GameStop stock surges again weeks after high-profile rally

The stock touted by r/wallstreetbets climbed more than 18% Thursday.

February 25, 2021, 5:12 PM

GameStop shares surged nearly 19% Thursday, after doubling in price on Wednesday, in a new rally that once again has many market watchers scratching their heads.

Trading of GameStop stock was temporarily halted multiple times Thursday as the wild trading session kicked off. The stock at one point reached an intraday peak of $184.68 a share before closing at $108.73. On Wednesday, it opened at $44.70 a share.

The new spike in GameStop stock comes weeks after its meteoric rise and fall in late January as individual investors on the Reddit forum r/wallstreetbets pushed shares for the struggling video game retailer to new heights, forcing hedge funds shorting the stock to close their positions at major losses.

The r/wallstreetbets forum exploded with memes and posts touting GameStop stock once again Wednesday afternoon and Thursday morning.

PHOTO: Pedestrians pass a GameStop store in New York City, Jan. 28, 2021.
Pedestrians pass a GameStop store in New York City, Jan. 28, 2021.
John Minchillo/AP, FILE

Many linked the initial surge Wednesday to a cryptic tweet of an ice cream cone from Ryan Cohen, one of the largest shareholders in GameStop through his firm RC Ventures.

Cohen, who founded the e-commerce platform Chewy, was appointed as a member of GameStop's board of directors in early January, just prior to when members of r/wallstreetbets began evangelizing GameStop stock.

GameStop stock was relatively flat Wednesday morning, until Cohen -- who is not particularly active on Twitter -- tweeted the photo of an ice cream cone at 2 p.m. ET. In the hours after his tweet, shares surged more than 85%, jumping from $49.46 a share to a closing price of $91.70 on Wednesday.

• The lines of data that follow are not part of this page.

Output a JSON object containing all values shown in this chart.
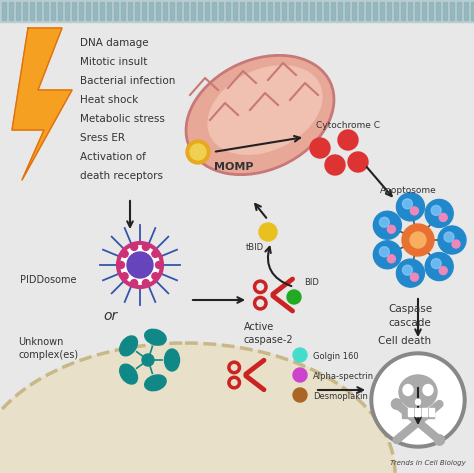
{
  "bg_color": "#e8e8e8",
  "membrane_color": "#b8cdd0",
  "membrane_stripe_color": "#8ab0b8",
  "cell_interior_color": "#e8e0c8",
  "cell_border_color": "#c8b888",
  "title_text": "Trends in Cell Biology",
  "stress_labels": [
    "DNA damage",
    "Mitotic insult",
    "Bacterial infection",
    "Heat shock",
    "Metabolic stress",
    "Sress ER",
    "Activation of",
    "death receptors"
  ],
  "lightning_color": "#f5a020",
  "lightning_outline": "#e07010",
  "mitochondria_fill": "#e8a898",
  "mitochondria_inner": "#f0c0b0",
  "mitochondria_stroke": "#c87878",
  "momp_label": "MOMP",
  "momp_color": "#e8a820",
  "cytc_label": "Cytochrome C",
  "cytc_dot_color": "#dd3333",
  "apoptosome_label": "Apoptosome",
  "apoptosome_ring_color": "#2288cc",
  "apoptosome_center_color": "#e87030",
  "apoptosome_spoke_color": "#555555",
  "tbid_label": "tBID",
  "tbid_color": "#e8c020",
  "bid_label": "BID",
  "bid_dot_color": "#22aa22",
  "scissors_color": "#cc2222",
  "active_caspase2_label": [
    "Active",
    "caspase-2"
  ],
  "piddosome_label": "PIDDosome",
  "piddosome_ring_color": "#cc3377",
  "piddosome_center_color": "#6644bb",
  "piddosome_ray_color": "#3355aa",
  "unknown_complex_label": [
    "Unknown",
    "complex(es)"
  ],
  "unknown_complex_color": "#118888",
  "or_label": "or",
  "caspase_cascade_label": [
    "Caspase",
    "cascade"
  ],
  "cell_death_label": "Cell death",
  "skull_outer_color": "#555555",
  "skull_bg_color": "#ffffff",
  "skull_icon_color": "#888888",
  "golgin_label": "Golgin 160",
  "golgin_color": "#44ddcc",
  "alphaspectrin_label": "Alpha-spectrin",
  "alphaspectrin_color": "#cc44cc",
  "desmoplakin_label": "Desmoplakin",
  "desmoplakin_color": "#aa6622",
  "arrow_color": "#222222",
  "text_color": "#333333",
  "label_fontsize": 7.0,
  "small_fontsize": 6.0
}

On Thursday morning, moderators of the r/wallstreetbets forum tweeted "Good Morning Everyone," using special characters to emphasize the letters "GME," the ticker for GameStop stock.

The initial GameStop saga in late January, which is already being turned into a Hollywood movie, drew the attention of lawmakers and prompted a House hearing last week.

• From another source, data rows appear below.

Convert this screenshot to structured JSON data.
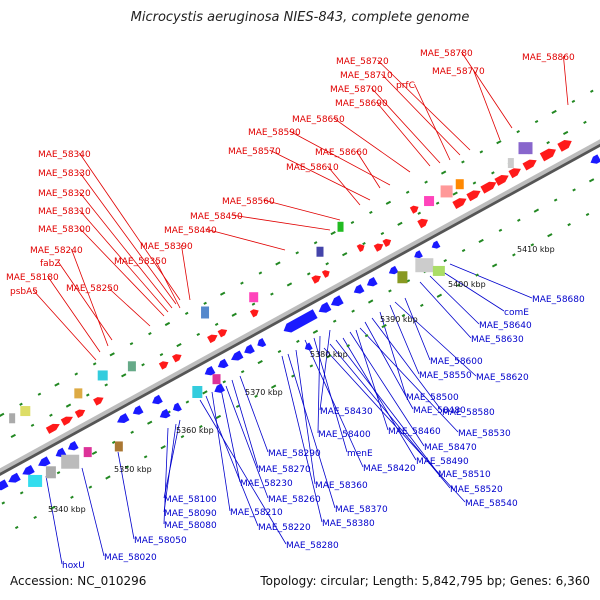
{
  "title": "Microcystis aeruginosa NIES-843, complete genome",
  "footer": {
    "accession": "Accession: NC_010296",
    "summary": "Topology: circular; Length: 5,842,795 bp; Genes: 6,360"
  },
  "colors": {
    "forward_label": "#e00000",
    "reverse_label": "#0000cc",
    "forward_gene": "#ff1a1a",
    "reverse_gene": "#1a1aff",
    "tick": "#228822",
    "backbone": "#999999"
  },
  "ruler_labels": [
    "5340 kbp",
    "5350 kbp",
    "5360 kbp",
    "5370 kbp",
    "5380 kbp",
    "5390 kbp",
    "5400 kbp",
    "5410 kbp"
  ],
  "forward_labels": [
    "MAE_58860",
    "MAE_58780",
    "MAE_58770",
    "MAE_58720",
    "MAE_58710",
    "prfC",
    "MAE_58700",
    "MAE_58690",
    "MAE_58650",
    "MAE_58590",
    "MAE_58660",
    "MAE_58570",
    "MAE_58610",
    "MAE_58560",
    "MAE_58450",
    "MAE_58440",
    "MAE_58390",
    "MAE_58350",
    "MAE_58340",
    "MAE_58330",
    "MAE_58320",
    "MAE_58310",
    "MAE_58300",
    "fabZ",
    "MAE_58240",
    "MAE_58180",
    "psbA5",
    "MAE_58250"
  ],
  "reverse_labels": [
    "MAE_58680",
    "comE",
    "MAE_58640",
    "MAE_58630",
    "MAE_58600",
    "MAE_58620",
    "MAE_58550",
    "MAE_58500",
    "MAE_58580",
    "MAE_58480",
    "MAE_58430",
    "MAE_58530",
    "MAE_58460",
    "MAE_58400",
    "MAE_58470",
    "menE",
    "MAE_58490",
    "MAE_58420",
    "MAE_58510",
    "MAE_58290",
    "MAE_58520",
    "MAE_58270",
    "MAE_58360",
    "MAE_58540",
    "MAE_58230",
    "MAE_58260",
    "MAE_58370",
    "MAE_58100",
    "MAE_58210",
    "MAE_58090",
    "MAE_58380",
    "MAE_58080",
    "MAE_58220",
    "MAE_58050",
    "MAE_58280",
    "hoxU",
    "MAE_58020"
  ]
}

The House Financial Services Committee summoned some of the key players in the drama to the hearing, including Robinhood CEO Vlad Tenev and Reddit user Keith Gill (also known by his screen names "RoaringKitty" and "DeepF---ingValue").

The hearing mostly centered on the decision of Robinhood to abruptly restrict some transactions for GameStop during the height of the volatility.

At the hearing, Gill -- the Reddit user who many say initiated the initial surge -- doubled down on his position for the stock, saying he remains "bullish."